In sentencing the defendant worker, Magistrate Guttridge took into account the defendant’s early plea of guilty and had regard to the purpose of the Act.
In considering an appropriate penalty, His Honour emphasised that the worker’s conduct, in failing to ensure that the man was safe before repositioning the crane, had significant consequences, demonstrating that significant injuries can arise when rules are not followed. His Honour acknowledged that it is unclear whether the man was actually struck by the boom or simply fell from the tank, determining to resolve this inconsistency in the defendant’s favour. His Honour identified that, other than personal deterrence, there was a real need for general deterrence in this case, to show others that offences of this kind are serious.

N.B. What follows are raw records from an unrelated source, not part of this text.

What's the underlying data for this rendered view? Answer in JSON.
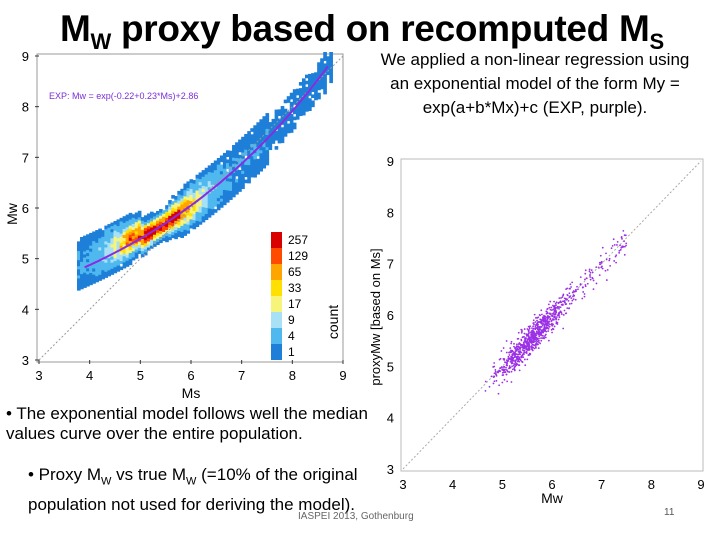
{
  "slide": {
    "title_main": "M",
    "title_sub_w": "W",
    "title_mid": " proxy based on recomputed M",
    "title_sub_s": "S",
    "note": "We applied a non-linear regression using an exponential model of the form My = exp(a+b*Mx)+c (EXP, purple).",
    "bullet1": "• The exponential model follows well the median values curve over the entire population.",
    "bullet2_a": "• Proxy M",
    "bullet2_sub1": "W",
    "bullet2_b": " vs true M",
    "bullet2_sub2": "W",
    "bullet2_c": " (=10% of the original population not used for deriving the model).",
    "footer": "IASPEI 2013, Gothenburg",
    "page_number": "11"
  },
  "chart_data": [
    {
      "type": "heatmap",
      "xlabel": "Ms",
      "ylabel": "Mw",
      "xlim": [
        3,
        9
      ],
      "ylim": [
        3,
        9
      ],
      "x_ticks": [
        "3",
        "4",
        "5",
        "6",
        "7",
        "8",
        "9"
      ],
      "y_ticks": [
        "3",
        "4",
        "5",
        "6",
        "7",
        "8",
        "9"
      ],
      "fit_label": "EXP: Mw = exp(-0.22+0.23*Ms)+2.86",
      "fit": {
        "a": -0.22,
        "b": 0.23,
        "c": 2.86,
        "x_range": [
          3.9,
          8.7
        ]
      },
      "colorbar_label": "count",
      "colorbar_ticks": [
        "257",
        "129",
        "65",
        "33",
        "17",
        "9",
        "4",
        "1"
      ],
      "colorbar_colors": [
        "#d90000",
        "#ff4a00",
        "#ffa500",
        "#ffe000",
        "#f6f57a",
        "#a8e0f5",
        "#4fb8ef",
        "#1e7fd8"
      ],
      "colors": {
        "fit_line": "#8a2be2",
        "label": "#7b2fd6"
      }
    },
    {
      "type": "scatter",
      "xlabel": "Mw",
      "ylabel": "proxyMw [based on Ms]",
      "xlim": [
        3,
        9
      ],
      "ylim": [
        3,
        9
      ],
      "x_ticks": [
        "3",
        "4",
        "5",
        "6",
        "7",
        "8",
        "9"
      ],
      "y_ticks": [
        "3",
        "4",
        "5",
        "6",
        "7",
        "8",
        "9"
      ],
      "colors": {
        "points": "#9b30e6",
        "diagonal": "#aaaaaa"
      }
    }
  ]
}
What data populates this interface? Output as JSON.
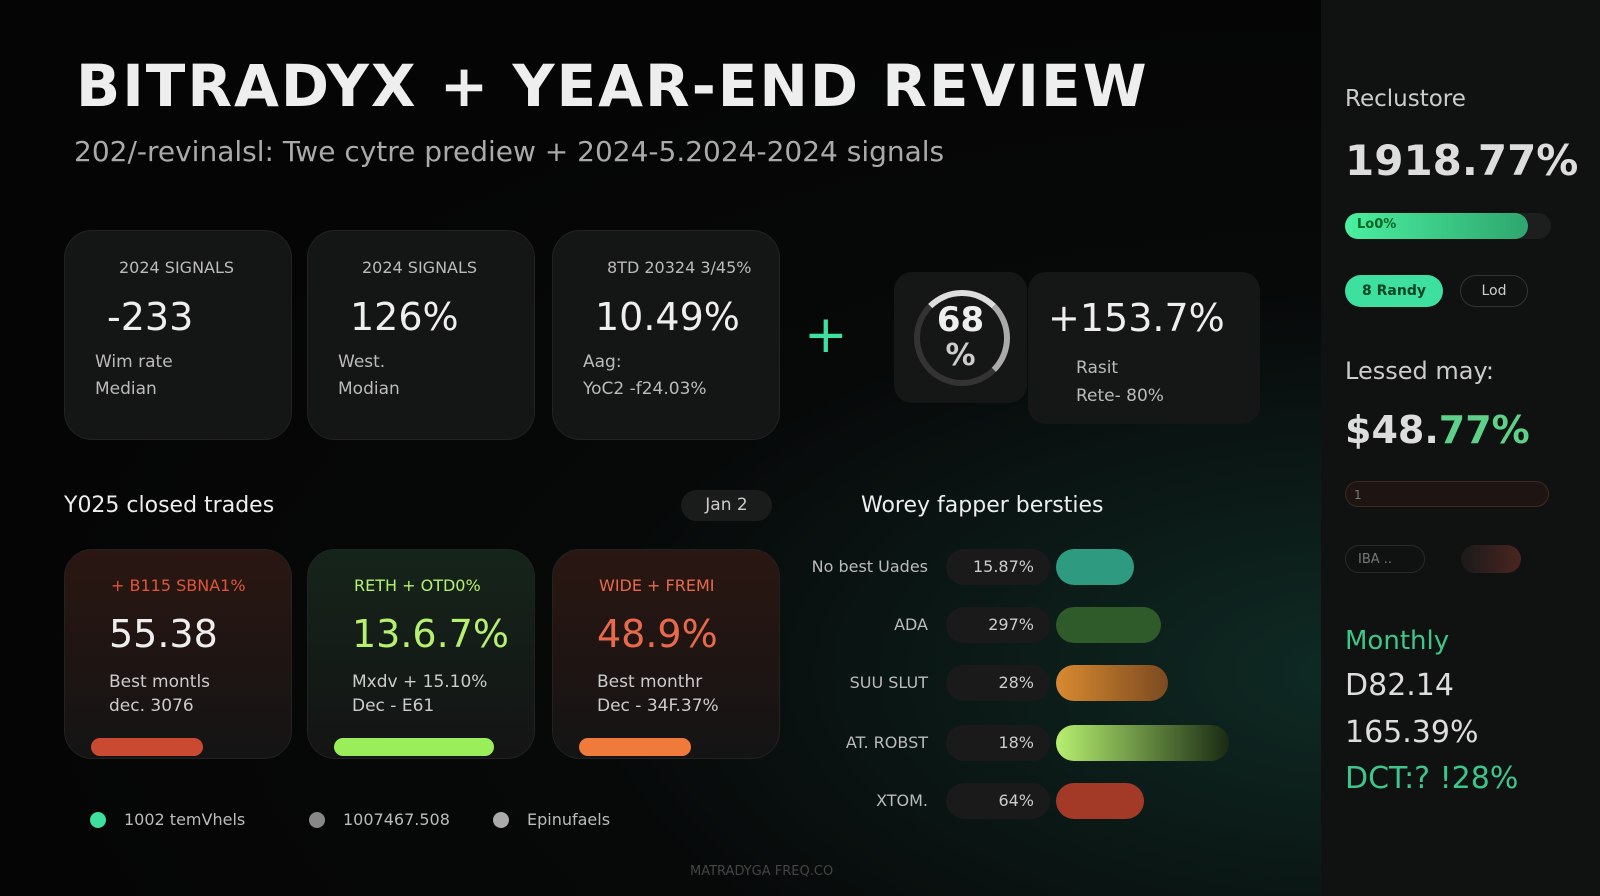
{
  "header": {
    "title": "BITRADYX + YEAR-END REVIEW",
    "subtitle": "202/-revinalsl: Twe cytre prediew + 2024-5.2024-2024 signals"
  },
  "top_cards": [
    {
      "tag": "2024 SIGNALS",
      "value": "-233",
      "line1": "Wim rate",
      "line2": "Median"
    },
    {
      "tag": "2024 SIGNALS",
      "value": "126%",
      "line1": "West.",
      "line2": "Modian"
    },
    {
      "tag": "8TD 20324 3/45%",
      "value": "10.49%",
      "line1": "Aag:",
      "line2": "YoC2 -f24.03%"
    }
  ],
  "gauge": {
    "value": "68",
    "unit": "%"
  },
  "stat": {
    "value": "+153.7%",
    "line1": "Rasit",
    "line2": "Rete- 80%"
  },
  "trades": {
    "title": "Y025 closed trades",
    "chip": "Jan 2",
    "cards": [
      {
        "tag": "+ B115 SBNA1%",
        "value": "55.38",
        "line1": "Best montls",
        "line2": "dec. 3076"
      },
      {
        "tag": "RETH + OTD0%",
        "value": "13.6.7%",
        "line1": "Mxdv + 15.10%",
        "line2": "Dec - E61"
      },
      {
        "tag": "WIDE + FREMI",
        "value": "48.9%",
        "line1": "Best monthr",
        "line2": "Dec - 34F.37%"
      }
    ]
  },
  "bars": {
    "title": "Worey fapper bersties",
    "rows": [
      {
        "label": "No best Uades",
        "value": "15.87%"
      },
      {
        "label": "ADA",
        "value": "297%"
      },
      {
        "label": "SUU SLUT",
        "value": "28%"
      },
      {
        "label": "AT. ROBST",
        "value": "18%"
      },
      {
        "label": "XTOM.",
        "value": "64%"
      }
    ]
  },
  "footer": {
    "items": [
      "1002 temVhels",
      "1007467.508",
      "Epinufaels"
    ],
    "watermark": "MATRADYGA FREQ.CO"
  },
  "sidebar": {
    "heading": "Reclustore",
    "value": "1918.77%",
    "progress_label": "Lo0%",
    "buttons": [
      "8 Randy",
      "Lod"
    ],
    "label2": "Lessed may:",
    "value2_main": "$48.",
    "value2_accent": "77%",
    "slider_label": "1",
    "toggle_label": "IBA ..",
    "monthly": "Monthly",
    "lines": [
      "D82.14",
      "165.39%"
    ],
    "accent_line": "DCT:? !28%"
  }
}
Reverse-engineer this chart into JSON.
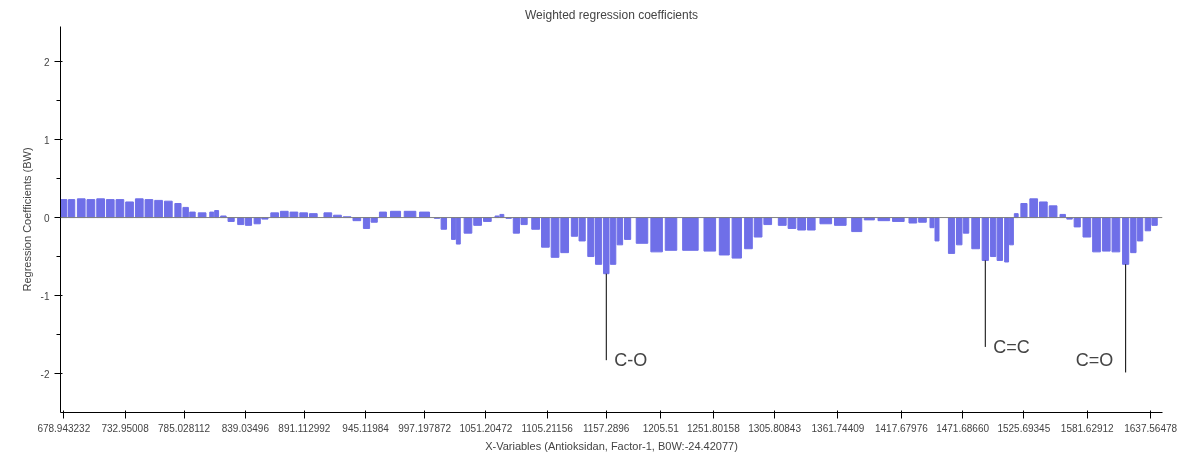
{
  "chart_data": {
    "type": "bar",
    "title": "Weighted regression coefficients",
    "xlabel": "X-Variables (Antioksidan, Factor-1, B0W:-24.42077)",
    "ylabel": "Regression Coefficients (BW)",
    "x": [
      678.9,
      685.8,
      694.3,
      702.8,
      711.4,
      719.9,
      728.4,
      736.9,
      745.5,
      754.0,
      762.5,
      771.1,
      779.6,
      786.4,
      792.4,
      800.9,
      809.4,
      813.7,
      819.7,
      826.5,
      835.0,
      841.8,
      849.5,
      856.3,
      864.9,
      873.4,
      881.9,
      890.5,
      899.0,
      911.8,
      920.3,
      928.8,
      937.4,
      945.9,
      952.7,
      960.4,
      971.5,
      984.3,
      997.1,
      1008.1,
      1014.1,
      1022.6,
      1026.9,
      1035.4,
      1043.9,
      1052.5,
      1061.0,
      1065.3,
      1071.3,
      1078.1,
      1084.9,
      1095.1,
      1103.7,
      1112.2,
      1120.7,
      1129.3,
      1136.1,
      1143.8,
      1150.6,
      1157.4,
      1163.4,
      1169.4,
      1176.2,
      1188.9,
      1201.8,
      1214.5,
      1231.6,
      1248.7,
      1261.5,
      1272.5,
      1282.8,
      1291.3,
      1299.8,
      1312.6,
      1321.2,
      1329.7,
      1338.2,
      1351.0,
      1363.8,
      1378.3,
      1389.4,
      1402.2,
      1415.0,
      1427.8,
      1436.3,
      1444.7,
      1449.1,
      1461.9,
      1468.7,
      1474.7,
      1483.2,
      1491.7,
      1498.6,
      1504.5,
      1510.5,
      1514.8,
      1519.0,
      1525.8,
      1534.4,
      1542.9,
      1551.5,
      1560.0,
      1566.0,
      1572.8,
      1581.3,
      1589.8,
      1598.4,
      1606.9,
      1615.5,
      1622.3,
      1628.2,
      1635.1,
      1641.0
    ],
    "values": [
      0.23,
      0.23,
      0.24,
      0.23,
      0.24,
      0.23,
      0.23,
      0.2,
      0.24,
      0.23,
      0.22,
      0.21,
      0.18,
      0.13,
      0.07,
      0.06,
      0.07,
      0.09,
      0.02,
      -0.05,
      -0.09,
      -0.1,
      -0.08,
      -0.02,
      0.06,
      0.08,
      0.07,
      0.06,
      0.05,
      0.06,
      0.03,
      0.01,
      -0.04,
      -0.14,
      -0.06,
      0.07,
      0.08,
      0.08,
      0.07,
      -0.01,
      -0.15,
      -0.28,
      -0.34,
      -0.2,
      -0.1,
      -0.05,
      0.02,
      0.04,
      -0.01,
      -0.2,
      -0.09,
      -0.15,
      -0.38,
      -0.51,
      -0.45,
      -0.24,
      -0.3,
      -0.5,
      -0.6,
      -0.72,
      -0.6,
      -0.35,
      -0.28,
      -0.33,
      -0.44,
      -0.42,
      -0.42,
      -0.43,
      -0.48,
      -0.52,
      -0.4,
      -0.25,
      -0.09,
      -0.1,
      -0.14,
      -0.16,
      -0.16,
      -0.08,
      -0.1,
      -0.18,
      -0.03,
      -0.04,
      -0.05,
      -0.07,
      -0.06,
      -0.13,
      -0.3,
      -0.46,
      -0.35,
      -0.2,
      -0.4,
      -0.55,
      -0.5,
      -0.55,
      -0.57,
      -0.35,
      0.05,
      0.18,
      0.24,
      0.2,
      0.15,
      0.04,
      -0.02,
      -0.12,
      -0.25,
      -0.44,
      -0.43,
      -0.44,
      -0.6,
      -0.45,
      -0.3,
      -0.17,
      -0.1
    ],
    "color": "#6f6fe8",
    "xlim": [
      676,
      1648
    ],
    "ylim": [
      -2.5,
      2.45
    ],
    "xticks": [
      678.943232,
      732.95008,
      785.028112,
      839.03496,
      891.112992,
      945.11984,
      997.197872,
      1051.20472,
      1105.21156,
      1157.2896,
      1205.51,
      1251.80158,
      1305.80843,
      1361.74409,
      1417.67976,
      {
        "value": 1471.6866,
        "label": "1471.68660"
      },
      1525.69345,
      1581.62912,
      1637.56478
    ],
    "yticks": [
      -2,
      -1,
      0,
      1,
      2
    ],
    "ref_lines": [
      {
        "axis": "y",
        "value": 0,
        "color": "#808080"
      }
    ],
    "annotations": [
      {
        "text": "C-O",
        "x": 1157.4,
        "y": -0.72
      },
      {
        "text": "C=C",
        "x": 1491.7,
        "y": -0.55
      },
      {
        "text": "C=O",
        "x": 1615.5,
        "y": -0.6
      }
    ],
    "grid": false
  }
}
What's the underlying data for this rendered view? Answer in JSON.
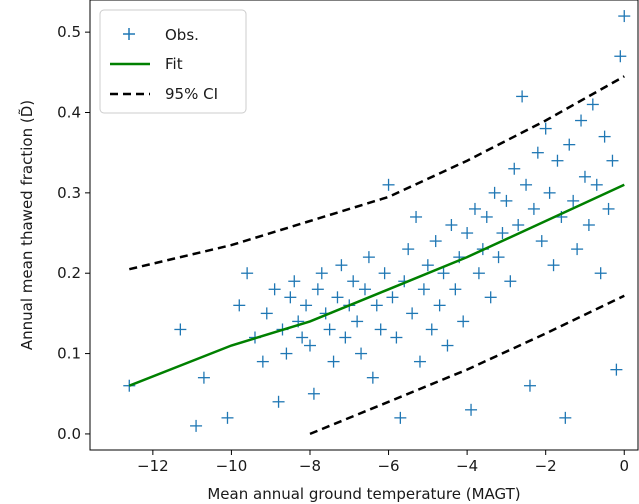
{
  "chart_data": {
    "type": "scatter",
    "title": "",
    "xlabel": "Mean annual ground temperature (MAGT)",
    "ylabel": "Annual mean thawed fraction (D̃)",
    "xlim": [
      -13.6,
      0.35
    ],
    "ylim": [
      -0.02,
      0.54
    ],
    "x_ticks": [
      -12,
      -10,
      -8,
      -6,
      -4,
      -2,
      0
    ],
    "x_tick_labels": [
      "−12",
      "−10",
      "−8",
      "−6",
      "−4",
      "−2",
      "0"
    ],
    "y_ticks": [
      0.0,
      0.1,
      0.2,
      0.3,
      0.4,
      0.5
    ],
    "y_tick_labels": [
      "0.0",
      "0.1",
      "0.2",
      "0.3",
      "0.4",
      "0.5"
    ],
    "grid": false,
    "legend": {
      "placement": "top-left",
      "entries": [
        "Obs.",
        "Fit",
        "95% CI"
      ]
    },
    "colors": {
      "obs": "#1f77b4",
      "fit": "#008000",
      "ci": "#000000"
    },
    "series": [
      {
        "name": "Obs.",
        "kind": "scatter",
        "marker": "plus",
        "points": [
          [
            -12.6,
            0.06
          ],
          [
            -11.3,
            0.13
          ],
          [
            -10.9,
            0.01
          ],
          [
            -10.7,
            0.07
          ],
          [
            -10.1,
            0.02
          ],
          [
            -9.8,
            0.16
          ],
          [
            -9.6,
            0.2
          ],
          [
            -9.4,
            0.12
          ],
          [
            -9.2,
            0.09
          ],
          [
            -9.1,
            0.15
          ],
          [
            -8.9,
            0.18
          ],
          [
            -8.8,
            0.04
          ],
          [
            -8.7,
            0.13
          ],
          [
            -8.6,
            0.1
          ],
          [
            -8.5,
            0.17
          ],
          [
            -8.4,
            0.19
          ],
          [
            -8.3,
            0.14
          ],
          [
            -8.2,
            0.12
          ],
          [
            -8.1,
            0.16
          ],
          [
            -8.0,
            0.11
          ],
          [
            -7.9,
            0.05
          ],
          [
            -7.8,
            0.18
          ],
          [
            -7.7,
            0.2
          ],
          [
            -7.6,
            0.15
          ],
          [
            -7.5,
            0.13
          ],
          [
            -7.4,
            0.09
          ],
          [
            -7.3,
            0.17
          ],
          [
            -7.2,
            0.21
          ],
          [
            -7.1,
            0.12
          ],
          [
            -7.0,
            0.16
          ],
          [
            -6.9,
            0.19
          ],
          [
            -6.8,
            0.14
          ],
          [
            -6.7,
            0.1
          ],
          [
            -6.6,
            0.18
          ],
          [
            -6.5,
            0.22
          ],
          [
            -6.4,
            0.07
          ],
          [
            -6.3,
            0.16
          ],
          [
            -6.2,
            0.13
          ],
          [
            -6.1,
            0.2
          ],
          [
            -6.0,
            0.31
          ],
          [
            -5.9,
            0.17
          ],
          [
            -5.8,
            0.12
          ],
          [
            -5.7,
            0.02
          ],
          [
            -5.6,
            0.19
          ],
          [
            -5.5,
            0.23
          ],
          [
            -5.4,
            0.15
          ],
          [
            -5.3,
            0.27
          ],
          [
            -5.2,
            0.09
          ],
          [
            -5.1,
            0.18
          ],
          [
            -5.0,
            0.21
          ],
          [
            -4.9,
            0.13
          ],
          [
            -4.8,
            0.24
          ],
          [
            -4.7,
            0.16
          ],
          [
            -4.6,
            0.2
          ],
          [
            -4.5,
            0.11
          ],
          [
            -4.4,
            0.26
          ],
          [
            -4.3,
            0.18
          ],
          [
            -4.2,
            0.22
          ],
          [
            -4.1,
            0.14
          ],
          [
            -4.0,
            0.25
          ],
          [
            -3.9,
            0.03
          ],
          [
            -3.8,
            0.28
          ],
          [
            -3.7,
            0.2
          ],
          [
            -3.6,
            0.23
          ],
          [
            -3.5,
            0.27
          ],
          [
            -3.4,
            0.17
          ],
          [
            -3.3,
            0.3
          ],
          [
            -3.2,
            0.22
          ],
          [
            -3.1,
            0.25
          ],
          [
            -3.0,
            0.29
          ],
          [
            -2.9,
            0.19
          ],
          [
            -2.8,
            0.33
          ],
          [
            -2.7,
            0.26
          ],
          [
            -2.6,
            0.42
          ],
          [
            -2.5,
            0.31
          ],
          [
            -2.4,
            0.06
          ],
          [
            -2.3,
            0.28
          ],
          [
            -2.2,
            0.35
          ],
          [
            -2.1,
            0.24
          ],
          [
            -2.0,
            0.38
          ],
          [
            -1.9,
            0.3
          ],
          [
            -1.8,
            0.21
          ],
          [
            -1.7,
            0.34
          ],
          [
            -1.6,
            0.27
          ],
          [
            -1.5,
            0.02
          ],
          [
            -1.4,
            0.36
          ],
          [
            -1.3,
            0.29
          ],
          [
            -1.2,
            0.23
          ],
          [
            -1.1,
            0.39
          ],
          [
            -1.0,
            0.32
          ],
          [
            -0.9,
            0.26
          ],
          [
            -0.8,
            0.41
          ],
          [
            -0.7,
            0.31
          ],
          [
            -0.6,
            0.2
          ],
          [
            -0.5,
            0.37
          ],
          [
            -0.4,
            0.28
          ],
          [
            -0.3,
            0.34
          ],
          [
            -0.2,
            0.08
          ],
          [
            -0.1,
            0.47
          ],
          [
            0.0,
            0.52
          ]
        ]
      },
      {
        "name": "Fit",
        "kind": "line",
        "points": [
          [
            -12.6,
            0.06
          ],
          [
            -10.0,
            0.11
          ],
          [
            -8.0,
            0.14
          ],
          [
            -6.0,
            0.18
          ],
          [
            -4.0,
            0.22
          ],
          [
            -2.0,
            0.265
          ],
          [
            0.0,
            0.31
          ]
        ]
      },
      {
        "name": "95% CI",
        "kind": "line",
        "dashed": true,
        "points": [
          [
            -12.6,
            0.205
          ],
          [
            -10.0,
            0.235
          ],
          [
            -8.0,
            0.265
          ],
          [
            -6.0,
            0.295
          ],
          [
            -4.0,
            0.34
          ],
          [
            -2.0,
            0.39
          ],
          [
            0.0,
            0.445
          ]
        ]
      },
      {
        "name": "",
        "kind": "line",
        "dashed": true,
        "points": [
          [
            -8.0,
            0.0
          ],
          [
            -6.0,
            0.04
          ],
          [
            -4.0,
            0.08
          ],
          [
            -2.0,
            0.125
          ],
          [
            0.0,
            0.172
          ]
        ]
      }
    ]
  }
}
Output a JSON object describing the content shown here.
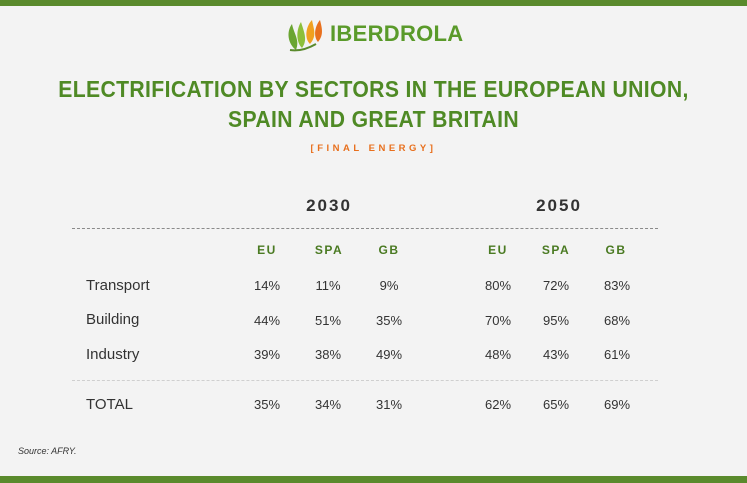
{
  "brand": {
    "name": "IBERDROLA",
    "colors": {
      "green": "#5a8a2c",
      "orange": "#e8701e"
    },
    "logo_icon": "leaf-drops-logo"
  },
  "title_line1": "ELECTRIFICATION BY SECTORS IN THE EUROPEAN UNION,",
  "title_line2": "SPAIN AND GREAT BRITAIN",
  "subtitle": "[FINAL ENERGY]",
  "table": {
    "years": [
      "2030",
      "2050"
    ],
    "columns": [
      "EU",
      "SPA",
      "GB",
      "EU",
      "SPA",
      "GB"
    ],
    "rows": [
      {
        "label": "Transport",
        "values": [
          "14%",
          "11%",
          "9%",
          "80%",
          "72%",
          "83%"
        ]
      },
      {
        "label": "Building",
        "values": [
          "44%",
          "51%",
          "35%",
          "70%",
          "95%",
          "68%"
        ]
      },
      {
        "label": "Industry",
        "values": [
          "39%",
          "38%",
          "49%",
          "48%",
          "43%",
          "61%"
        ]
      },
      {
        "label": "TOTAL",
        "values": [
          "35%",
          "34%",
          "31%",
          "62%",
          "65%",
          "69%"
        ]
      }
    ]
  },
  "source": "Source: AFRY."
}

In mitigation, His Honour accepted that both the defendant worker had cooperated with the investigation and had no prior history of WHS offending. It was also noted that the defendant was a man of limited financial means, with limited capacity to pay a fine, and was no longer working in a role involving operating heavy machinery.
In light of these factors and comparable decisions referred to by the prosecution and defence, His Honour imposed a fine of $7,000 along with costs and the filing fee, all of which was referred to SPER. No conviction was recorded.